Treatment outcomes for patients with newly diagnosed or relapsed/refractory TP53-mutated mantle cell lymphoma: a systematic review and meta-analysis.

BACKGROUND

TP53 mutation is a critical predictor of early disease progression and poor prognosis in mantle cell lymphoma (MCL). Optimal treatment for these patients remains unclear. This systematic review and meta-analysis evaluated various strategies for achieving remission in TP53-mutated (TP53m) MCL.

METHODS

We searched EMBASE, MEDLINE and conference proceedings from inception to May 7, 2025, without language restrictions. Randomised controlled trials, single-arm trials, and prospective or retrospective observational studies assessing remission strategies in newly diagnosed or relapsed/refractory TP53m MCL were included. Case reports, case series, and non-human studies were excluded. Two authors independently selected studies, extracted summary data from published reports, and assessed bias risk. Outcomes of interest were complete remission (CR) rate, overall response rate (ORR), overall survival (OS), and progression-free survival (PFS). Random-effects meta-analyses were used for summary estimation. The study is registered with PROSPERO, CRD42024594152.

FINDINGS

A total of 9833 studies were identified, of which 39 studies involving 734 patients with TP53m MCL were eligible. For newly diagnosed TP53m MCL, targeted therapy (TT) had a CR rate of 89% (95% confidence interval (CI) 80-99; n = 52; I = 0%), an ORR of 96% (95% CI 89-100; n = 48; I = 0%), a median OS of 38.5 months (95% CI 37.74-39.26; n = 6), a 2-year OS rate of 76% (19/25) (95% CI 55-91; n = 25), a median PFS of 38.5 months (95% CI 37.74-39.26; n = 6) and a 2-year PFS rate of 62% (95% CI 33-87; n = 30; I = 44%).

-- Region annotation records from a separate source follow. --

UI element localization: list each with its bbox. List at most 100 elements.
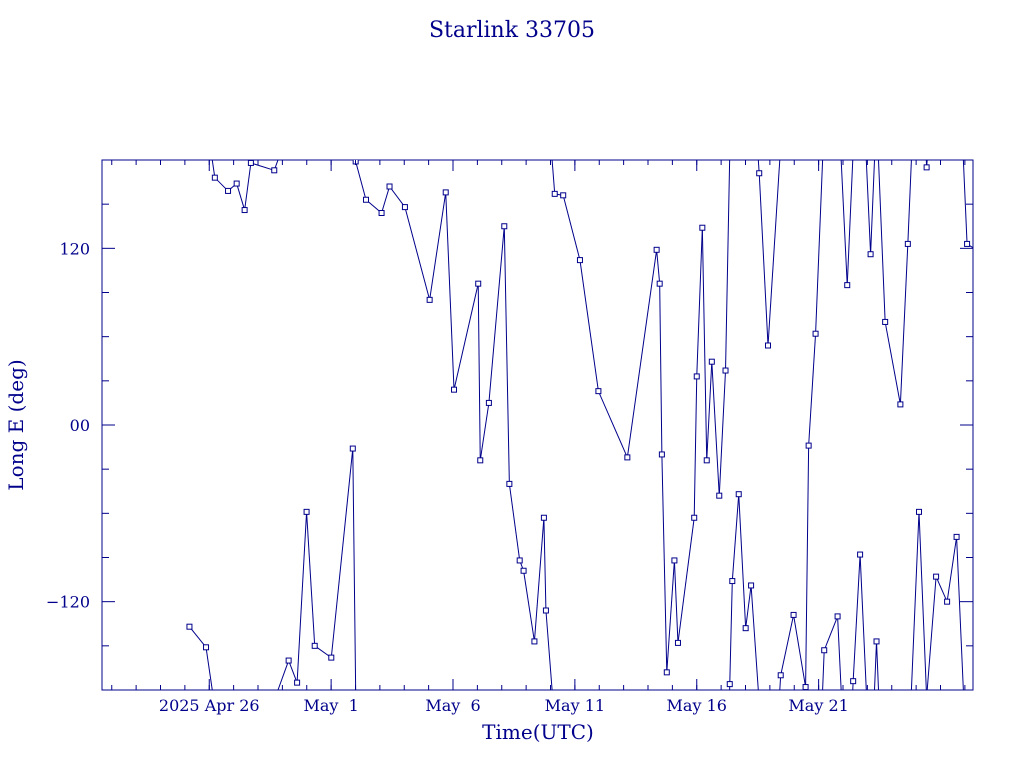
y-tick-label: 120 <box>59 239 90 258</box>
data-point <box>486 400 491 405</box>
series-segment <box>678 518 694 643</box>
series-segment <box>524 571 535 642</box>
plot-frame <box>102 160 973 690</box>
data-point <box>478 458 483 463</box>
series-segment <box>866 160 870 254</box>
data-point <box>766 343 771 348</box>
series-segment <box>824 616 837 650</box>
data-point <box>212 175 217 180</box>
series-segment <box>957 537 964 690</box>
series-segment <box>480 403 489 460</box>
series-segment <box>546 611 552 691</box>
series-segment <box>781 615 794 675</box>
data-point <box>543 608 548 613</box>
series-segment <box>877 641 879 690</box>
data-point <box>675 640 680 645</box>
series-segment <box>871 160 875 254</box>
data-point <box>541 515 546 520</box>
series-segment <box>307 512 315 646</box>
series-segment <box>430 192 446 299</box>
data-point <box>521 568 526 573</box>
data-point <box>596 389 601 394</box>
series-segment <box>674 560 678 642</box>
series-segment <box>936 577 947 602</box>
data-point <box>226 188 231 193</box>
data-point <box>791 612 796 617</box>
data-point <box>427 297 432 302</box>
series-segment <box>816 160 823 334</box>
data-point <box>329 655 334 660</box>
series-segment <box>860 555 866 690</box>
data-point <box>924 165 929 170</box>
series-segment <box>390 187 405 208</box>
data-point <box>476 281 481 286</box>
data-point <box>883 319 888 324</box>
data-point <box>704 458 709 463</box>
x-tick-label: May 21 <box>788 696 848 715</box>
data-point <box>709 359 714 364</box>
data-point <box>898 402 903 407</box>
data-point <box>917 509 922 514</box>
series-segment <box>885 322 900 404</box>
series-segment <box>875 641 877 690</box>
series-segment <box>405 207 430 300</box>
series-segment <box>478 284 480 461</box>
series-segment <box>726 160 730 371</box>
series-segment <box>823 650 825 690</box>
series-segment <box>947 537 956 602</box>
y-tick-label: 00 <box>70 416 90 435</box>
data-point <box>234 181 239 186</box>
series-segment <box>627 250 656 458</box>
series-segment <box>841 160 847 285</box>
data-point <box>387 184 392 189</box>
series-segment <box>353 449 356 690</box>
series-segment <box>278 661 289 690</box>
data-point <box>507 481 512 486</box>
data-point <box>717 493 722 498</box>
data-point <box>987 256 992 261</box>
data-point <box>664 670 669 675</box>
data-point <box>657 281 662 286</box>
chart-title: Starlink 33705 <box>429 18 595 43</box>
data-point <box>187 624 192 629</box>
series-segment <box>297 512 306 683</box>
data-point <box>350 446 355 451</box>
series-segment <box>806 446 809 687</box>
series-segment <box>908 160 912 244</box>
series-segment <box>746 585 751 628</box>
series-segment <box>838 616 842 690</box>
data-point <box>743 626 748 631</box>
data-point <box>363 197 368 202</box>
series-segment <box>251 163 274 170</box>
data-point <box>517 558 522 563</box>
series-segment <box>732 494 738 581</box>
data-point <box>1000 166 1005 171</box>
series-segment <box>667 560 675 672</box>
data-point <box>204 645 209 650</box>
series-segment <box>382 187 390 214</box>
series-segment <box>927 577 936 690</box>
data-point <box>822 648 827 653</box>
data-point <box>295 680 300 685</box>
data-point <box>379 211 384 216</box>
data-point <box>402 205 407 210</box>
data-point <box>845 283 850 288</box>
series-segment <box>237 184 245 211</box>
series-segment <box>662 454 667 672</box>
series-segment <box>534 518 543 642</box>
data-point <box>954 534 959 539</box>
data-point <box>552 191 557 196</box>
data-point <box>965 241 970 246</box>
series-segment <box>719 371 725 496</box>
data-point <box>945 599 950 604</box>
x-tick-label: May 11 <box>545 696 605 715</box>
series-segment <box>356 161 366 199</box>
data-point <box>304 509 309 514</box>
series-segment <box>712 362 719 496</box>
series-segment <box>794 615 806 687</box>
data-point <box>286 658 291 663</box>
series-segment <box>552 160 555 194</box>
series-segment <box>509 484 519 561</box>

For relapsed/refractory TP53m MCL, allogeneic hematopoietic stem cell transplantation (Allo-HSCT) had a CR rate of 100% (95% CI 65-100; n = 4; I = 0%) and an ORR of 100% (95% CI 65-100; n = 4; I = 0%); Chimeric antigen receptor-T (CAR-T) cell therapy had a CR rate of 85% (95% CI 69-100; n = 75; I = 66%), an ORR of 90% (95% CI 83-98; n = 67; I = 0%), a 2-year OS rate of 44% (37/61) (95% CI 32-58; n = 61), and 2-year PFS rates of 31% (19/61) (95% CI 20-44; n = 61); TT had a CR rate of 53% (95% CI 39-73; n = 95; I = 60%), an ORR of 64% (95% CI 53-77; n = 139; I = 50%), a median OS of 10.87 months (95% CI 6.41-15.33; n = 57; I = 0%), a 2-year OS rate of 53% (95% CI 45-62; n = 141; I = 0%), a median PFS of 7.83 months (95% CI -0.89-16.55; n = 31; I = 80%) and a 2-year PFS rate of 28% (95% CI 14-44; n = 141; I = 72%).

INTERPRETATION

Our findings indicate that TT may benefit patients with newly diagnosed TP53m MCL, and Allo-HSCT, CAR-T cell therapy, or TT could be considered for relapsed/refractory cases. However, -suboptimal long-term survival highlights the urgent need for innovative therapies. Key limitations, including small sample sizes and few randomised controlled trials (RCTs), emphasize the need for well-designed RCTs with adequate sample size in this field.

FUNDING

The Chongqing Natural Science Foundation and Talent Innovation Capability Cultivation Program of the Army Medical Center.